Home Pick up Trucks South Dakota Attorney General Jason Ravnsborg hit a man with his car...

South Dakota Attorney General Jason Ravnsborg hit a man with his car in fatal collision

Officials identified the victim as 55-year-old Joseph Boever of Highmore, S.D. At a news conference Monday, South Dakota Gov. Kristi L. Noem (R) said the South Dakota Highway Patrol is overseeing the investigation, with help from the North Dakota Bureau of Criminal Investigation.

The incident has left Boever’s family demanding answers.

Boever’s cousins, Nick and Victor Nemec, told the Rapid City Journal that Boever had left his Ford pickup truck on the side of the highway Saturday morning after driving into the roadside ditch and hitting a bale of hay. Boever was apparently returning to his truck when Ravnsborg struck him later that night.

“A deer doesn’t look like a human,” Victor Nemec told the Journal.

After the collision, Ravnsborg, 44, said in a statement released late Monday night that he stopped his car, phoned the sheriff and got out to survey the damage. Pieces of his car lay on the road. His license plate had been damaged. Ravnsborg said he used his cellphone flashlight to search the ditch for the animal he believed he had hit.

“All I could see were pieces of my vehicle laying on and around the roadway,” he said in a statement.

Hyde County Sheriff Mike Volek responded to the accident scene, according to Ravnsborg’s account. He also inspected the damage to the vehicle and looked for an injured animal, but did not find one, Ravnsborg said.

“At no time did either of us suspect that I had been involved in an accident with a person,” Ravnsborg said in the statement.

The Ford Taurus had been damaged too severely to drive back to Pierre, where Ravnsborg lives. Volek offered to lend his personal vehicle to Ravnsborg so that he could get home, the attorney general said. Ravnsborg agreed, according to his account, and the sheriff drove him to his home. Then, Ravnsborg drove the sheriff’s personal car back to his house in Pierre.

The next morning, Ravnsborg said that he and his chief of staff took the sheriff’s vehicle to a gas station and then stopped at the scene of the accident, where debris was still in the roadway.

“As I walked along the shoulder of the road I discovered the body of Mr. Boever in the grass just off the roadway,” Ravnsborg said. “It was apparent that Mr. Boever was deceased.”

According to Ravnsborg’s statement, he immediately drove to Volek’s home and reported the body. Ravnsborg, who said he wasn’t drinking the night of the accident, said he will not answer further questions until the investigation is closed.

“I’ve been cooperating fully with the investigation and have agreed to a search of both of my cellphones, provided a blood draw, and have given the investigators the names of anyone at the dinner who can confirm that I was not drinking alcohol at any time during the event,” he said.

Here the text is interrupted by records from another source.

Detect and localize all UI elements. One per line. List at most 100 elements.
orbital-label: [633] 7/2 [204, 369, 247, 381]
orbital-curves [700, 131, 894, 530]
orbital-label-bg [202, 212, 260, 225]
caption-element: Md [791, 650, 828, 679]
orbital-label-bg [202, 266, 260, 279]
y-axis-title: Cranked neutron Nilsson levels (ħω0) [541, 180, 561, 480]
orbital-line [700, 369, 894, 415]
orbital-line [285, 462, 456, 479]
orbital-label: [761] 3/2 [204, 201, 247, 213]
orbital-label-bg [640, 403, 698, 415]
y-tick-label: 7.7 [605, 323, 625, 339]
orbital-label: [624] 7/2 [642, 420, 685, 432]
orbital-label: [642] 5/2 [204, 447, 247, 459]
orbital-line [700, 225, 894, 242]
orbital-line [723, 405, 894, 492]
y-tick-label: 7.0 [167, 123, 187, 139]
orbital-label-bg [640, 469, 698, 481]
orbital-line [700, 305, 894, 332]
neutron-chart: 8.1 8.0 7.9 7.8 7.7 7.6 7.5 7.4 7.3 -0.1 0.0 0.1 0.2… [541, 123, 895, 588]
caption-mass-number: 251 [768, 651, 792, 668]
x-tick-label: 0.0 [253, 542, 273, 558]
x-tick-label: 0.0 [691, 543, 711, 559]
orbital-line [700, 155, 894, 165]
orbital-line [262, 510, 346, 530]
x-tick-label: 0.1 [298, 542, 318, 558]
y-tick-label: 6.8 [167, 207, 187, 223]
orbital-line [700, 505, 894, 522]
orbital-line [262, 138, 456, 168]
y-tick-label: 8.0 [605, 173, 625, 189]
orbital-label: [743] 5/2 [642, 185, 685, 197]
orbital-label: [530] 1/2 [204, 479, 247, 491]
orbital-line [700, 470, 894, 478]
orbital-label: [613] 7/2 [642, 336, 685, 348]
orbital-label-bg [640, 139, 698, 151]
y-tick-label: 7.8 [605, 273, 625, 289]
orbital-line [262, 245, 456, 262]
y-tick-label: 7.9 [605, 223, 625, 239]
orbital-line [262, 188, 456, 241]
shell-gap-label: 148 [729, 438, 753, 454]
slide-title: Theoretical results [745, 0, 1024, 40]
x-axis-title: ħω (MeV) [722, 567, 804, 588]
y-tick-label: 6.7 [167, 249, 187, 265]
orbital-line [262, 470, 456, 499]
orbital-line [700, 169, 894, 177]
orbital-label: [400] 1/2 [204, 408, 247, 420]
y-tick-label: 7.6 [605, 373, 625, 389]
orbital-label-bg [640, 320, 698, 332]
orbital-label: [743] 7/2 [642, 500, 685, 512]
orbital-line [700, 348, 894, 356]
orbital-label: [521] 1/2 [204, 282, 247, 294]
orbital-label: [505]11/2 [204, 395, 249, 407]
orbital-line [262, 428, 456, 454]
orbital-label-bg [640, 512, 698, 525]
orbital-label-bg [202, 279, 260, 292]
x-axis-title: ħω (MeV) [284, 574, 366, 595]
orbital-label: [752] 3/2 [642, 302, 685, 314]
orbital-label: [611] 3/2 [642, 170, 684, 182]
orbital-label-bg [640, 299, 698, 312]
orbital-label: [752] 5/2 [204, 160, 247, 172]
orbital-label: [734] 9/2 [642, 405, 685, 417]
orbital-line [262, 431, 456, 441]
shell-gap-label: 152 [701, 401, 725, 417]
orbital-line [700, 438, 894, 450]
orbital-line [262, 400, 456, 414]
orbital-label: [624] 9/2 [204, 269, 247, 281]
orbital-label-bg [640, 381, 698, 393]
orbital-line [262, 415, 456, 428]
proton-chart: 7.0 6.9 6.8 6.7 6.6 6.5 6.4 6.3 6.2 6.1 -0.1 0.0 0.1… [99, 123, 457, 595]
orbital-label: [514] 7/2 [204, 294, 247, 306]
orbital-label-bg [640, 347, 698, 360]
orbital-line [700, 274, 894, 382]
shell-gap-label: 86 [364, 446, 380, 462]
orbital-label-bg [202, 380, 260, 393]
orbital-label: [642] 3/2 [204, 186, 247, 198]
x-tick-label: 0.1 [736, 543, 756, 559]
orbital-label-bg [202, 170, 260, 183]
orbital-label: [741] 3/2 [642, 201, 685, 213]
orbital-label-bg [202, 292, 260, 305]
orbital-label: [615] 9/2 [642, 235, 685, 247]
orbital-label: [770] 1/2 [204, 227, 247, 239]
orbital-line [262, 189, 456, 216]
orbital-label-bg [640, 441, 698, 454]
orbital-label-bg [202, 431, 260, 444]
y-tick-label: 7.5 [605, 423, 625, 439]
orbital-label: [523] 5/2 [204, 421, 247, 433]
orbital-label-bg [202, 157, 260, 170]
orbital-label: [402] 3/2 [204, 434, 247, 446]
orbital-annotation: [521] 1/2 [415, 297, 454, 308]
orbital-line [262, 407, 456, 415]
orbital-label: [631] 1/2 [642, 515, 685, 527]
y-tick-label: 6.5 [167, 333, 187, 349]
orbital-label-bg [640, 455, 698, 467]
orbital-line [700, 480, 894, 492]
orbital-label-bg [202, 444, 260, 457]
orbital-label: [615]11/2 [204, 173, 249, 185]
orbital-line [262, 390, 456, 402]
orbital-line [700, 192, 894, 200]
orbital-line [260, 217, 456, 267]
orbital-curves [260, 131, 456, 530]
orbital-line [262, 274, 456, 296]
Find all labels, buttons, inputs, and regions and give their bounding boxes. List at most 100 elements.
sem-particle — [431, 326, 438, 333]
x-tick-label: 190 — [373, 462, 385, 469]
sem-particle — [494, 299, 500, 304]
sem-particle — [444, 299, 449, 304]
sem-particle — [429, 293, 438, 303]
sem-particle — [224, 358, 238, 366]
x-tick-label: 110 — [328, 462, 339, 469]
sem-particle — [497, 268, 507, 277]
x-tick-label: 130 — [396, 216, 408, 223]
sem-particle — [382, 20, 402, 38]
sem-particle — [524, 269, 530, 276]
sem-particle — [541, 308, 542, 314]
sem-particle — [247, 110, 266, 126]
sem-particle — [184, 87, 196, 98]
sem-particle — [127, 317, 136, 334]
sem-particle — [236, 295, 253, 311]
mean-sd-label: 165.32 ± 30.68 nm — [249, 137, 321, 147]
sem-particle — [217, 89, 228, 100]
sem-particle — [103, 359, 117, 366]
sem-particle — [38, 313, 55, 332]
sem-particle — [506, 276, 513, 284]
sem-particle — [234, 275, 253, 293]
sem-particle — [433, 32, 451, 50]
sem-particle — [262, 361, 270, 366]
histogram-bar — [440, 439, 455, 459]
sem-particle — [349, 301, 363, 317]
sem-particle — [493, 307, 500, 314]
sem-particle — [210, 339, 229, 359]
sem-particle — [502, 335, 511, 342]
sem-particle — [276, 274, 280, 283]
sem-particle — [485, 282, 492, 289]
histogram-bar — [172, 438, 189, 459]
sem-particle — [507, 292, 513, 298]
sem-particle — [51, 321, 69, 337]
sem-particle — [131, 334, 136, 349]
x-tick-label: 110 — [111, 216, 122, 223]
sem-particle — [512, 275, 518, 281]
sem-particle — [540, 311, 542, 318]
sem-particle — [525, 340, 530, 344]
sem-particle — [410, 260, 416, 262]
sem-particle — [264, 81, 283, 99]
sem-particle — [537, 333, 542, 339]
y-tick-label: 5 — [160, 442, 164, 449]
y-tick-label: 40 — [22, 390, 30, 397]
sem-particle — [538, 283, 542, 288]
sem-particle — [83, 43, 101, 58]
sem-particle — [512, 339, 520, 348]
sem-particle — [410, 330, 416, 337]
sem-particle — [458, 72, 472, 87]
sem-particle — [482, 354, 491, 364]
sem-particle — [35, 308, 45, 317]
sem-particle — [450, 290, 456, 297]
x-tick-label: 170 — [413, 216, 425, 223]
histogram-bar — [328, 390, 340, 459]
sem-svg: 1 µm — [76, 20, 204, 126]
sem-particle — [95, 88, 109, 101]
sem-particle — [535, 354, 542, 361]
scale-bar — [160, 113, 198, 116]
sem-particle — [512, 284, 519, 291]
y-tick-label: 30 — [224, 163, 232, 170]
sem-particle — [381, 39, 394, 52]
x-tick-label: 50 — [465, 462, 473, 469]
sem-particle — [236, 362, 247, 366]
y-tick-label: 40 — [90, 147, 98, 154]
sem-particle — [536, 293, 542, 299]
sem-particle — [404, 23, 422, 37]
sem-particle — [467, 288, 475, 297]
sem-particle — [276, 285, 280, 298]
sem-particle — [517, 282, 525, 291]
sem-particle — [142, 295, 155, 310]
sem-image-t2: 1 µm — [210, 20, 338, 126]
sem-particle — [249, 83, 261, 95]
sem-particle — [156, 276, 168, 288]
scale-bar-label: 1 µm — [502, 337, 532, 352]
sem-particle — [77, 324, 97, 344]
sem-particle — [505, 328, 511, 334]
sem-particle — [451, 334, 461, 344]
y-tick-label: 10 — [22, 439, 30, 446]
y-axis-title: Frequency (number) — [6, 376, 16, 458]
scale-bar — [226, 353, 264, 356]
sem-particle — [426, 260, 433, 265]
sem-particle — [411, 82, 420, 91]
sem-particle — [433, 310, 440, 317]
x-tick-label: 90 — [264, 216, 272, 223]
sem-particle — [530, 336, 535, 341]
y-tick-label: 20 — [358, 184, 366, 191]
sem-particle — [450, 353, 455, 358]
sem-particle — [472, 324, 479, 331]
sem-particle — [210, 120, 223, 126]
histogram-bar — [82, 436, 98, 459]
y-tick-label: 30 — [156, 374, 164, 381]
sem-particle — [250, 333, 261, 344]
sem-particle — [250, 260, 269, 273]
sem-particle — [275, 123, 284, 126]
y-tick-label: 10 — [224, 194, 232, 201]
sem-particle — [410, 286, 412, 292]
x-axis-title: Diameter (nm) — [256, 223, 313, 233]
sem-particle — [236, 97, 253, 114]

Ravnsborg is serving his first term as attorney general after being elected in 2018. According to the Argus Leader, Ravnsborg has a history of speeding and other minor traffic violations.

Nick and Victor Nemec were called to identify Boever’s body Sunday evening. The circumstances of the accident and the amount of time it took for the body to be discovered and identified has raised concerns for the victim’s family members.

“I believe the state is going to try to cover this up as much as they can,” Victor Nemec told the Rapid City Journal. “This state is known for covering up wrongdoing of elected officials all the time.”

Boever had phoned his cousin Victor on Saturday morning after he crashed his truck into the hale bale. He picked up Boever and drove him home, promising to give him a lift to retrieve the truck on Sunday morning. It’s not clear why Boever apparently decided to return to the truck on foot on Saturday night instead.

“The next morning, I called him a couple of times, didn’t get any answer on his cellphone, so I decided to drive into town and stop at his house,” Victor Nemec told KELO.

One the way, he passed the truck, still abandoned in the ditch. This time, however, it was surrounded by police cruisers, crime tape and tarps covering unseen objects lying on the ground nearby. Boever wasn’t home when Nemec arrived. Then, he called the sheriff’s office to ask if his cousin had been involved in a car accident.

Deputies asked Nemec to wait for an officer to show up to speak with him, the Journal reported. Nemec waited for hours until a deputy finally phoned at 7:30 p.m. Sunday evening, telling him to go to a local funeral home to identify his cousin.

His wife, Jennifer Boever, said she was confused by the amount of time between the accident and her husband being identified.

“Why did my husband lie in a ditch for 22 hours?” she told KELO. “I mean, we have no answers yet. And right now I’m just raw and numb, I just lost the man of my life.”